An international team of researchers looked at more than 1,000 people born between 1972 and 1973 in Dunedin, Auckland, and used a new method to determine their biological age.
The findings, published in the journal PNAS, showed that the biological age of the participants – aged 38 according to their dates of birth – varied from under 30 to almost 60 years old.
Scientists used 18 biomarkers to determine people's biological ages, including their body mass index, white blood cell count, blood pressure and waist-hip ratio.
The participants had been tracked from birth to present day and over this time, they had been interviewed and assessed on a regular basis. After assessing the participants at the age of 38, the authors returned to the data collected at the age of 26 and 32.
They drew a slope for each variable adding the 18 biomarkers to determine the individual participant's biological pace of ageing.
Most participants were found to be "clustered" around one biological year per chronological year – but others aged drastically faster, while others appeared to have a slowed ageing process. People who were ageing more rapidly were found to be less physically able, showed some cognitive decline, had worse health and appeared older.
Dunedin study director Professor Richie Poulton said: "As we expected, those who were biologically older at age 38 also appeared to have been ageing at a faster pace. A biological age of 40, for example, meant that person was ageing at a rate of 1.2 years per year over the 12 years the study examined."

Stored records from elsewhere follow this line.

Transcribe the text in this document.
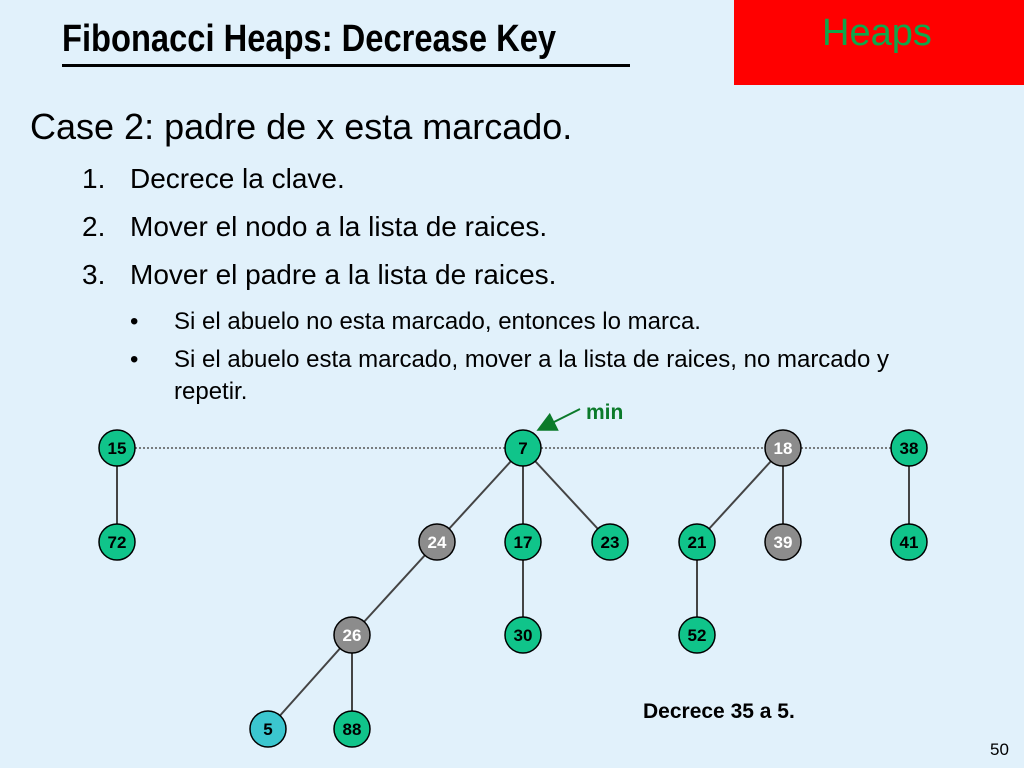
Fibonacci Heaps: Decrease Key	Heaps
Case 2: padre de x esta marcado.
1. Decrece la clave.
2. Mover el nodo a la lista de raices.
3. Mover el padre a la lista de raices.
• Si el abuelo no esta marcado, entonces lo marca.
• Si el abuelo esta marcado, mover a la lista de raices, no marcado y repetir.
15	7	18	38
72	24	17	23	21	39	41
26	30	52
5	88
min
Decrece 35 a 5.
50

The authors hope to use their findings to identify people with accelerated ageing and apply therapies that may in the future slow the process.
"Currently, we are largely stuck in an 'ambulance at the bottom of the cliff' situation. And by 2050, the world population aged 80 years and over will approach 400 million people, so we are facing an enormous global burden of disease and disability unless we can extend healthy lifespans," Poulton said.
First author Dan Belsky, an assistant research professor at Duke University's Center for Aging, added: "The time is right for this kind of multifactorial way of measuring the ageing process, but the measures and methods will have to be refined to be "better, faster and cheaper.
"Ageing itself has to be the target to prevent multiple diseases simultaneously, otherwise it's a game of whack-a-mole."